警察庁がまとめた令和8年版警察白書によると、2025年(令和7年)に全国で確認された財産犯の被害額は4983億6000万円で、前年の4020億7000万円を962億9000万円上回った。10年前の2016年(平成28年)の1473億円と比べると3.4倍になる。白書がいう財産犯とは、強盗、恐喝、窃盗、詐欺、横領、占有離脱物横領の6つを指す。
罪種別では詐欺が4029億5000万円で全体の80.9%を占めた。以下、窃盗775億円(15.6%)、横領159億6000万円(3.2%)、恐喝9億3000万円(0.2%)、占有離脱物横領6億9000万円(0.1%)、強盗3億4000万円(0.1%)と続く。金額のうえでは、財産を狙う犯罪のほとんどが詐欺という構図になっている。
増えた963億円のうち874億円は現金
被害の中身を現金と物品に分けると、2025年は現金が3466億4000万円、物品が1517億3000万円だった。前年からの増え方には差があり、現金が874億4000万円増えたのに対し、物品の増加は88億6000万円にとどまる。1年間で増えた962億9000万円のうち、9割が現金で奪われた計算になる。
財産犯の被害額は2019年(令和元年)の1193億3000万円が直近10年の底で、そこから6年連続で増えている。とくに2022年の1607億8000万円から2023年2519億1000万円、2024年4020億7000万円と、ここ3年の伸びが急だ。品物を盗まれる被害が横ばいのなかで現金の被害だけが膨らんでいることは、被害の中心が侵入や置き引きから、だまして振り込ませたり手渡させたりする手口へ移っていることを示している。
被害額の65%を占める特殊詐欺 4年で11.6倍に
詐欺被害を押し上げているのが特殊詐欺だ。白書によると、2025年の認知件数は4万3000件、被害額は3257億4000万円で、認知件数は5年連続、被害額は4年連続で増加し、いずれも過去最悪を更新した。特殊詐欺だけで財産犯の被害額全体の65.4%、詐欺被害額の80.8%を占める。

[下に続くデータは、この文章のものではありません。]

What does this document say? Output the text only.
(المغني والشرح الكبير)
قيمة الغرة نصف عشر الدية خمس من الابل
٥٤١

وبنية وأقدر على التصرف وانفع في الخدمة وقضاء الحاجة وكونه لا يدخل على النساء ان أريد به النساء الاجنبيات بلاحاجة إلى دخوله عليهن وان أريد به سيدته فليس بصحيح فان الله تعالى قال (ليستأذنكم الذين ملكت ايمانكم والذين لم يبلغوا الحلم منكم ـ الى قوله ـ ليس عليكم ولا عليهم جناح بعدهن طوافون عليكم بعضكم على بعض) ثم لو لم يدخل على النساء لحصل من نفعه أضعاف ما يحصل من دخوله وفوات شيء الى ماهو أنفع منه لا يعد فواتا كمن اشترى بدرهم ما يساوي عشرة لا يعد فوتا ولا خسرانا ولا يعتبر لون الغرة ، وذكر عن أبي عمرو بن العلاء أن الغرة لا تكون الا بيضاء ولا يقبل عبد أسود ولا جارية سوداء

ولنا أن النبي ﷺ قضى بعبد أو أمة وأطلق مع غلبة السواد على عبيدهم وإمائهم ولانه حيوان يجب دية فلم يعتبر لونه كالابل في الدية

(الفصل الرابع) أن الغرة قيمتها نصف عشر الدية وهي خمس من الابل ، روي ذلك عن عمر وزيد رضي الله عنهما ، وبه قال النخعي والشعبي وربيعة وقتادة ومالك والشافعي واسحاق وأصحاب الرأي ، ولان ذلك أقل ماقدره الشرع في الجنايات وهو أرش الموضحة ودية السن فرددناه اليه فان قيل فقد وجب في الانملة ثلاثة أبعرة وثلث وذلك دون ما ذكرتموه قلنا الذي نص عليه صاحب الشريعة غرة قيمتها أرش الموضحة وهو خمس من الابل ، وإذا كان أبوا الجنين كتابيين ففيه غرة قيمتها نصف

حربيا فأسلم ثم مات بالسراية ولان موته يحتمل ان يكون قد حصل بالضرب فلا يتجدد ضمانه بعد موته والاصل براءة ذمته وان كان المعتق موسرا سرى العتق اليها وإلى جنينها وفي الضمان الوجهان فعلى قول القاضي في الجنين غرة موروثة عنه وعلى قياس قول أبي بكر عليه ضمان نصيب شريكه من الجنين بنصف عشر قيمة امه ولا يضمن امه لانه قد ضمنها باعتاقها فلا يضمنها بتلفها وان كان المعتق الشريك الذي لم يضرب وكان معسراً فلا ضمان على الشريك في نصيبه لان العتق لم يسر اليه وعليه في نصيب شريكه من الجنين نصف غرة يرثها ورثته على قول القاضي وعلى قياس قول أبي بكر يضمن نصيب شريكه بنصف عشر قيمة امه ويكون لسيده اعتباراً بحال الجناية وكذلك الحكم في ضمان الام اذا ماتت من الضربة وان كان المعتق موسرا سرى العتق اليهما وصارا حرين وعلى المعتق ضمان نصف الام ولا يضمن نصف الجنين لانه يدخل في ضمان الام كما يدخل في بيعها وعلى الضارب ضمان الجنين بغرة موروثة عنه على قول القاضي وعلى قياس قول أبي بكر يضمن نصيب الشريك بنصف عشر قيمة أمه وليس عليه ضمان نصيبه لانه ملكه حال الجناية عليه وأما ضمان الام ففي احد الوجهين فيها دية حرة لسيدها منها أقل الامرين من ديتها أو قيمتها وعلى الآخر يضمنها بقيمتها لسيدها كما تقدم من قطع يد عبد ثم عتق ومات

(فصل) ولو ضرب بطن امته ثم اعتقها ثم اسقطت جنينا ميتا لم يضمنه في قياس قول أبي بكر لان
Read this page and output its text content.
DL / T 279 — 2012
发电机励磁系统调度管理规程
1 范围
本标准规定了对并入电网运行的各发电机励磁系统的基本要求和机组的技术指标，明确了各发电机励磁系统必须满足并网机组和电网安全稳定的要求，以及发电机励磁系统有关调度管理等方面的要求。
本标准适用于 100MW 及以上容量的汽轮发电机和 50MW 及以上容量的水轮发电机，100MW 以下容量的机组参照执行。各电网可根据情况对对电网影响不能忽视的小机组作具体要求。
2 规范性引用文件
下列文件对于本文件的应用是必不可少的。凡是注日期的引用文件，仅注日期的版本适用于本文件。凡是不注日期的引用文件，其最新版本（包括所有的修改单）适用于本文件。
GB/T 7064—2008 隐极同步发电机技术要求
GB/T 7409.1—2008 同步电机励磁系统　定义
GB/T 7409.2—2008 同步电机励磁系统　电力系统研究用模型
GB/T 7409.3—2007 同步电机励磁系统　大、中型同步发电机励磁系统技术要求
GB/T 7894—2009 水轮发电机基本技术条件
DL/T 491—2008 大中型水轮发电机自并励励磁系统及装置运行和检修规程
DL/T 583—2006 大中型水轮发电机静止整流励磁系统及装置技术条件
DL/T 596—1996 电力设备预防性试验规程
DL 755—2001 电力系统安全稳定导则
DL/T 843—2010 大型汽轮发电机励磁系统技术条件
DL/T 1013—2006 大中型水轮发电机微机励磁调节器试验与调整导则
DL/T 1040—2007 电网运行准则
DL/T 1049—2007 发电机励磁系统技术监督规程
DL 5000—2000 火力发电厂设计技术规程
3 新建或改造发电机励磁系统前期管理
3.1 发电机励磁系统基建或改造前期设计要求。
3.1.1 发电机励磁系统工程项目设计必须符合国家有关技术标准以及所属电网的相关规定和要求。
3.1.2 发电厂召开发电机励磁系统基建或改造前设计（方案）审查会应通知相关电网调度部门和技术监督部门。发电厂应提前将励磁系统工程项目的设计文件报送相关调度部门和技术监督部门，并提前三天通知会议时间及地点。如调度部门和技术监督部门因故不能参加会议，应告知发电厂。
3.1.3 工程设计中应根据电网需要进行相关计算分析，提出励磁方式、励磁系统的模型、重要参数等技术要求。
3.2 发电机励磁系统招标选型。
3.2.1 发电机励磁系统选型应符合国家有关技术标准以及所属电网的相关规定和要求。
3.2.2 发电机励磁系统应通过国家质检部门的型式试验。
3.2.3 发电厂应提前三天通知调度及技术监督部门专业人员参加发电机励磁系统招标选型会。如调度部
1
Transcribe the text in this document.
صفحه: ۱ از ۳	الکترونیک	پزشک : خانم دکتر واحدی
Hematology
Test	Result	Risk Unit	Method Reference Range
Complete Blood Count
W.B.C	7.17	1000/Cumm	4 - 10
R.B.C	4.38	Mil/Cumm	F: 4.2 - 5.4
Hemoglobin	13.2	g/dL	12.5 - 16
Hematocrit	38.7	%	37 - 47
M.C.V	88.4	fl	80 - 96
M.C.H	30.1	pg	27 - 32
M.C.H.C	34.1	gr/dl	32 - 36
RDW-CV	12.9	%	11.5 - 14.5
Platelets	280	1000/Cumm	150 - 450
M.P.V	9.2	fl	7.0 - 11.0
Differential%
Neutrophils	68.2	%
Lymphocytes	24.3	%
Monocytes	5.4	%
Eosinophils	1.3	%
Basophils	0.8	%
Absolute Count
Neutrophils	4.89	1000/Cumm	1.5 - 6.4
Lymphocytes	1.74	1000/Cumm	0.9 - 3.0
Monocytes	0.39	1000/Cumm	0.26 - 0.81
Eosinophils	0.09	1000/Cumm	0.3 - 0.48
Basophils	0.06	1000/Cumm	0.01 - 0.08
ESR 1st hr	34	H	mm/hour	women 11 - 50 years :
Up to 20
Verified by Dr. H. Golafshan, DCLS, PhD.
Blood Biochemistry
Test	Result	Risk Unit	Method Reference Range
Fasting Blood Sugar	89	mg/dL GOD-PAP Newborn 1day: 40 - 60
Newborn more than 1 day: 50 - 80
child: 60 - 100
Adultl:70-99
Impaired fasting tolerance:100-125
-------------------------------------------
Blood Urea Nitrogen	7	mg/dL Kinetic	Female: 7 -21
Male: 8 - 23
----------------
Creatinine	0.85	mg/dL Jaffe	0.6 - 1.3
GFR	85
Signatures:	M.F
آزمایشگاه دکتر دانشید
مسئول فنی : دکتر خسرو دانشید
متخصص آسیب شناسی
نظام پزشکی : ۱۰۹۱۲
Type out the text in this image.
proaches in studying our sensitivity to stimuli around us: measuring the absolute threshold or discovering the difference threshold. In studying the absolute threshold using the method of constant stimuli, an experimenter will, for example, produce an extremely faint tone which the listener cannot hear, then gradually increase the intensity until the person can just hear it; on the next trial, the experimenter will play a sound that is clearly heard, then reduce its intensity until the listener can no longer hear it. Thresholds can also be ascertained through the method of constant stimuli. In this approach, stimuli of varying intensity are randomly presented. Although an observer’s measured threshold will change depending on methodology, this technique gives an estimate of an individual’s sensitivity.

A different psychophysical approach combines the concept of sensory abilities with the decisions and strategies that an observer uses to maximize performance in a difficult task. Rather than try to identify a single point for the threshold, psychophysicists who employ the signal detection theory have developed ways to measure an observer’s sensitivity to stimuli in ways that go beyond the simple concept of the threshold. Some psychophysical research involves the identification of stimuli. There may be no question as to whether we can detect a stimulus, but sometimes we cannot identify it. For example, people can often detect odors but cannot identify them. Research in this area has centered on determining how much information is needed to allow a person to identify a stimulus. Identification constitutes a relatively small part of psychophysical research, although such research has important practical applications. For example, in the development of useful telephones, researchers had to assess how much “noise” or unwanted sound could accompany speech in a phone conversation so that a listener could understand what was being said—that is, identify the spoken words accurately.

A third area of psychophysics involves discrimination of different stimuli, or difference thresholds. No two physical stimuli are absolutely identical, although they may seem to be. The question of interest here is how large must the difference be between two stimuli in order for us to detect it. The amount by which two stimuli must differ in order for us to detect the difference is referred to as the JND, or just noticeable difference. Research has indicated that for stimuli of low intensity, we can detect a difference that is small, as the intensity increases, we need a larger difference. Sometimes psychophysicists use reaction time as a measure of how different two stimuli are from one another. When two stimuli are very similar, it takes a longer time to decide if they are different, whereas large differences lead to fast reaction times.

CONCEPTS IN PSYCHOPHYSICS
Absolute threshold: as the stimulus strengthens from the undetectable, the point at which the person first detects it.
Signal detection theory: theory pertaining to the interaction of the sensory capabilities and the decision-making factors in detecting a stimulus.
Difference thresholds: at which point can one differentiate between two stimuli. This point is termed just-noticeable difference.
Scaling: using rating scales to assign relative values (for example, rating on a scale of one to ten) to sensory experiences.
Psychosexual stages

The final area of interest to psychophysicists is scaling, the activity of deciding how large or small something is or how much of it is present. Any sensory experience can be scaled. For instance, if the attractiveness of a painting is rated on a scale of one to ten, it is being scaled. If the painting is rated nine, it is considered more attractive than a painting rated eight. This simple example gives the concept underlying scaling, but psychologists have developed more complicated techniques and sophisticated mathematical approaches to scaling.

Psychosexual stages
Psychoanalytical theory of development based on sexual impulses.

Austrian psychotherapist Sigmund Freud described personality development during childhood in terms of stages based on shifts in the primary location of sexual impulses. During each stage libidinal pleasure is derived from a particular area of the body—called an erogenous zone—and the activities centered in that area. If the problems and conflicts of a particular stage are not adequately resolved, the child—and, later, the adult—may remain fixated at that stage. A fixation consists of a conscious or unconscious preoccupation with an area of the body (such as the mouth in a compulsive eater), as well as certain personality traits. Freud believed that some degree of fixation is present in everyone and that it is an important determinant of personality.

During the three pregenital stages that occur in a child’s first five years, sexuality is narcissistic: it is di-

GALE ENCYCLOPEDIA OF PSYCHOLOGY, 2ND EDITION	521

被害額は2021年の282億円から11.6倍に膨らんだ。急増の背景には、2023年からSNS型投資詐欺・SNS型ロマンス詐欺が特殊詐欺の統計に加えられたことがある。SNSで投資話や恋愛感情を装って近づき、多額の送金を繰り返させる手口だ。認知件数と被害額から1件あたりの平均被害額を割り出すと、2021年は約195万円だったのに対し、2025年は約758万円に上がっている。件数が3倍に増えただけでなく、1件で奪われる金額そのものが4倍近くになった。特殊詐欺の被害は2026年に入っても増えており、3月末までに937億9000万円と前年同期を413億9000万円上回っている。
認知は3倍でも検挙件数はほぼ横ばい
被害が膨らむ一方で、摘発は追いついていない。特殊詐欺の検挙件数は2021年の6600件から2025年は7205件、検挙人員は2374人から2735人で、認知件数が1万4498件から4万3000件へおよそ3倍になったのとは対照的にほぼ横ばいだ。
刑法犯全体でも同じ傾向がある。2025年の認知件数は77万4142件で4年連続の増加となり、新型コロナウイルスの感染拡大前だった2019年の74万8559件を2万5583件上回った。検挙件数は26万4485件から30万1055件へ増えているが、認知件数の伸びのほうが大きく、検挙率は2021年の46.6%から2025年は38.9%に下がっている。
「匿名・流動型犯罪グループ」対策が焦点に
白書は特殊詐欺を、SNSなどでその都度実行役を集めて離合集散する「匿名・流動型犯罪グループ」の資金獲得活動の一つと位置づけている。実行役が使い捨てで入れ替わるため、末端を検挙しても指示役や首謀者にたどり着きにくいことが、検挙が伸びない一因とみられる。
警察はこれに対し、都道府県警の管轄をまたいで捜査を進める「特殊詐欺連合捜査班」(TAIT)を2024年4月に各都道府県警へ置き、2025年はこれを使って535件を検挙した。捜査員が身分を隠して犯罪実行者の募集に応じる「仮装身分捜査」も2025年に13件実施している。2025年10月には警察庁に「匿名・流動型犯罪グループ情報分析室」、警視庁の対策本部に全国の捜査員で構成する専従チームを新設した。政府は2025年4月の犯罪対策閣僚会議で「国民を詐欺から守るための総合対策2.0」を決め、預貯金通帳の不正譲渡などへの罰則引き上げを含む法令の見直しも検討課題に挙げている。